Bauhaus Summer School 2010

21-30 July, 2010, Bauhaus Dessau Foundation. More information here. Application deadline: 9 July, 2010. Click here to apply.

The second international Summer School run by the Academy of the Bauhaus Dessau Foundation aims to organise an idea contest within the framework of a summer school, where, inspired by the ‘Growing House’ from 1932, fantasies for a multi-local living in today’s Dessau shall be thought up.

In 1932, Martin Wagner organised the competition ‘The Growing House’ which was announced in several leading architectural magazines. The idea was conceived during a time of radical change in housing policy after ‘the Golden Twenties’: virtually over night the achievements made during this era in building and urban development seemed to have become worthless. The Great Depression had brought on a crisis in the building industry. Housing construction dropped down to a third of what it had been in the 1920s. The housing shortage drove people to the suburbs, into allotments and small summer houses. Some observers were talking about an ‘exodus from the cities’ which could cause cities to ‘die’. For others it was an expression of an emerging new form of settlement. The competition revisited a theme which had already been spreading virulently during the hardship of the post-war years: ‘Growing’ as a form of ‘natural building’ which would offer an adjustment strategy in times of abrupt swings from crisis to boom. 24 model houses were built to designs from the prize winners and members of the working party and were presented in the summer of 1932 in the exhibition ‘Sonne, Luft und Haus für alle’ (Sun, air and homes for all). Despite the crash of the building industry, one of the decisive criteria was the use of the most advanced construction technology, that is industrial prefabrication. Unlike the heydays of the ‘New Building’ in the 1920s, this exhibition presented solutions to those on a low-income who dreamed of their own home: houses which were flexible enough to adapt to shifting economic conditions and a constant change in family structures, and needed a minimum of resources to do so. Also living under difficult economic conditions had made the connection to the garden a prominent theme. What’s more, the exhibition title ‘Sun, air and homes for all’ put an emphasis on the recreational value of the garden. The Berlin exhibition made deliberate use of the metaphor of athletic sunbathing people and created an active link between home and leisure. The entries wanted to be understood as contributions to the emergence of a new type of settlement. But because they were reminiscent of bungalows they were criticised for being merely extendable weekend cottages or summer houses. For Wagner the economic crisis was heralding the end of the market economy and a shift towards socialism.

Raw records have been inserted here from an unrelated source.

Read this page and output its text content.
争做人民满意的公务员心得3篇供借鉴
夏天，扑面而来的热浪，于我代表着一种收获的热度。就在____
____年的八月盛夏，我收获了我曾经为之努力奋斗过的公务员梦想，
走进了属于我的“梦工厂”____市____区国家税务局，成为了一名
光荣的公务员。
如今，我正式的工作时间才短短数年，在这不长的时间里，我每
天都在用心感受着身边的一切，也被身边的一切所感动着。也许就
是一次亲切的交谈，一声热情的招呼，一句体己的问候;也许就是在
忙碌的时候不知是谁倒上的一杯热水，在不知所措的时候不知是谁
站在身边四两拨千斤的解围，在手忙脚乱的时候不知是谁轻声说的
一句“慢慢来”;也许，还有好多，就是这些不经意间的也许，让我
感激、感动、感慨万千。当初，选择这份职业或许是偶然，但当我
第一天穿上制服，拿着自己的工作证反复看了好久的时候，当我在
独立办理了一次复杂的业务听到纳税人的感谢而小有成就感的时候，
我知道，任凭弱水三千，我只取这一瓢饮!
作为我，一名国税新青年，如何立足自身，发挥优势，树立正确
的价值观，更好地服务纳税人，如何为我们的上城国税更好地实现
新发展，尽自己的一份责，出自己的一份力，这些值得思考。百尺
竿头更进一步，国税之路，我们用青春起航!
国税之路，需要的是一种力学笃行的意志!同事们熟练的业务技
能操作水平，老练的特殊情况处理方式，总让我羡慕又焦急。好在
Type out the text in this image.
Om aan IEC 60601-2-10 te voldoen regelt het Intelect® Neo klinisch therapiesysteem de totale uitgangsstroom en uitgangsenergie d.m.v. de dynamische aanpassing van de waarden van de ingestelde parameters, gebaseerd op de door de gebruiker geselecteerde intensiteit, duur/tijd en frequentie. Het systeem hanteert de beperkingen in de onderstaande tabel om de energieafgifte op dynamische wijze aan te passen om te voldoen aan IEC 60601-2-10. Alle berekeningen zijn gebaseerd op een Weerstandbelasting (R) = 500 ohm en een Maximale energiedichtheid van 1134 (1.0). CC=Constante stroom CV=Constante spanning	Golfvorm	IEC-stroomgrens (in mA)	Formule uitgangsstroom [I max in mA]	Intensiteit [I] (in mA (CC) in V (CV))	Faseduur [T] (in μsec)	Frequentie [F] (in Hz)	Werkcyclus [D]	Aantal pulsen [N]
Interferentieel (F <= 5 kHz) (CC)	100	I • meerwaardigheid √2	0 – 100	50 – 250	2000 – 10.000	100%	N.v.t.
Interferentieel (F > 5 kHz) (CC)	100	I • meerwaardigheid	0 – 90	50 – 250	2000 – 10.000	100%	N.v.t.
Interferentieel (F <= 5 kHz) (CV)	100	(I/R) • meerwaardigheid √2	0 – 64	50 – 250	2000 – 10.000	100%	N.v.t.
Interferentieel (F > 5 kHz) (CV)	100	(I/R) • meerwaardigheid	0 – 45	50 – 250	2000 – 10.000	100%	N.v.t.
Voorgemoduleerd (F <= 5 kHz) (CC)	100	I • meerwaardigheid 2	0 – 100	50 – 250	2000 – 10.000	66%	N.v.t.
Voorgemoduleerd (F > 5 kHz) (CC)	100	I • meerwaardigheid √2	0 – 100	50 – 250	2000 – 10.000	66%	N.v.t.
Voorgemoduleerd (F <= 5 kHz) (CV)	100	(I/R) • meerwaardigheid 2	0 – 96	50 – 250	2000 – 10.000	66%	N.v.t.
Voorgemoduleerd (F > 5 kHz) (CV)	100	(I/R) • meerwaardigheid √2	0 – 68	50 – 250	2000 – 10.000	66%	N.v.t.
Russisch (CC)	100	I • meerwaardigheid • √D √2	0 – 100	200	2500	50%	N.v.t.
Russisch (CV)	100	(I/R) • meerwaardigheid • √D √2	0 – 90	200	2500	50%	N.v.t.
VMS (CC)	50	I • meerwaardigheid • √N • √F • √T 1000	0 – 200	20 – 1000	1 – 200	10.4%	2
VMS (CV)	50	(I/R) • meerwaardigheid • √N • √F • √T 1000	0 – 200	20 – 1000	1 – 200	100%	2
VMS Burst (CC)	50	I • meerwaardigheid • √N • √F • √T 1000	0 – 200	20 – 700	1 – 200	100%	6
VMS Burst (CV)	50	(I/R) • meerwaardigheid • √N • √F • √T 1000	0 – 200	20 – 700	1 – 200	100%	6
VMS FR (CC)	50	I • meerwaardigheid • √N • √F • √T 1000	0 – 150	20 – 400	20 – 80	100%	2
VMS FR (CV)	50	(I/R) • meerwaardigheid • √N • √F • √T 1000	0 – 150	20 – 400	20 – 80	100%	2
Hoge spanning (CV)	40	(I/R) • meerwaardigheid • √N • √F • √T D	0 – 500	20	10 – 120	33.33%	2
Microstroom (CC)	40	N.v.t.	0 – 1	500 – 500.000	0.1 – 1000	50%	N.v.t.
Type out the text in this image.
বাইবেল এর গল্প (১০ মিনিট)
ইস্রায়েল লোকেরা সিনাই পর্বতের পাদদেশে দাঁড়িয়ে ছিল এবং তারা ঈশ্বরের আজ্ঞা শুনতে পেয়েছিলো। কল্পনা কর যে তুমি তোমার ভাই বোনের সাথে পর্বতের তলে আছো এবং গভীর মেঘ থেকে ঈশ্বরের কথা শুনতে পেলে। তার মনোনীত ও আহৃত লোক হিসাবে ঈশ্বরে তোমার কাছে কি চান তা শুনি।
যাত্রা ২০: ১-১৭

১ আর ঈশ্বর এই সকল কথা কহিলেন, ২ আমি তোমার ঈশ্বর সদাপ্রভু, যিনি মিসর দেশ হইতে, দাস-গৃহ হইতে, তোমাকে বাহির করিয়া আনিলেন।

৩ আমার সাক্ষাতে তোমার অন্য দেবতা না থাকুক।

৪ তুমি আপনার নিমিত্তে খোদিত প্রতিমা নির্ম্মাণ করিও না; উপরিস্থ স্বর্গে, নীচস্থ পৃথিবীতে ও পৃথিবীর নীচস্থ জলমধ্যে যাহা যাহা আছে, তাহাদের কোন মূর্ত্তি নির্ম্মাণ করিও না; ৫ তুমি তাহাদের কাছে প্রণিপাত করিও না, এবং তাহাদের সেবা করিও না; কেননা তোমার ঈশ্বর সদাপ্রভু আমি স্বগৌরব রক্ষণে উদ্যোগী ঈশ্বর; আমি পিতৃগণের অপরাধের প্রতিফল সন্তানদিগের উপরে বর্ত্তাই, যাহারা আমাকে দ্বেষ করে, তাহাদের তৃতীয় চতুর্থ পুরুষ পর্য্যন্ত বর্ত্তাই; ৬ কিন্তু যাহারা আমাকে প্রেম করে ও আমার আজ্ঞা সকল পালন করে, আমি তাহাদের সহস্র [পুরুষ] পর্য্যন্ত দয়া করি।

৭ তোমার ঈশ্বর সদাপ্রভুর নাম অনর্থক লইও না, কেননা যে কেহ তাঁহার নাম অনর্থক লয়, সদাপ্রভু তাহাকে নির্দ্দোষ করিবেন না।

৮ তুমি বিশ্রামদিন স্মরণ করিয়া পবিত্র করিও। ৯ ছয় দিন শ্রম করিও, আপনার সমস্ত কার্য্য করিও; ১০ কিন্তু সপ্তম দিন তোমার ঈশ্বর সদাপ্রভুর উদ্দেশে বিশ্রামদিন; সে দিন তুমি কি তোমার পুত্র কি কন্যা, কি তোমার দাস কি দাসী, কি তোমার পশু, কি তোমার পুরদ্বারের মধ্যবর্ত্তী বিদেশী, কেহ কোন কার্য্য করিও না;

The global financial market crisis of 2008 had internationally almost analogous consequences. The collapse of the property market placed many homeowners with mortgages in a desperate position.  Some critics were even talking of the ‘end of suburbia’. Even though for Germany the effects were less dramatic, the global financial crisis showed once again the fragility of an urban development based on speculation. In addition, different mobility options and flexibility demands have a severe impact on today’s living conditions. New combinations of sedentariness and mobility, migration and living can be observed, which go hand in hand with changes in space use and spatial requirements. Dessau serves as a good example of this development. In the 1920s, the Bauhaus city was a showcase for innovative experiments in social housing thanks to prefabrication and industrialisation. Today, Dessau is not only affected by out-migration and shrinkage, and the subsequent loss of value on the property market, but with new nationally and transnationally oriented institutions a mobile class has evolved which commutes between the large urban centres Berlin, Leipzig, Hamburg and Frankfurt and the big small town. Students, academics, university lecturers, civil servants, cultural sector workers, artists, asylum seekers, migrant workers and commuters make up the growing number of ‘Dessauers’ without having a permanent residence in the city. They spend two to three days a week in Dessau and make only limited use of the city’s infrastructure, of cultural, educational and consumer offers. At the same time many local residents are affected by unemployment and poverty, and rents make up a large percentage of their income. Out of work, many have to make do with their flat and allotment and cannot afford a larger space to accommodate guests or family members who no longer live permanently in Dessau.

Featured workshops at the international summer school are ‘Garden shead XXL’, ‘Boarding house’, ‘Global home Platte’, and ‘Home comforts on the move’.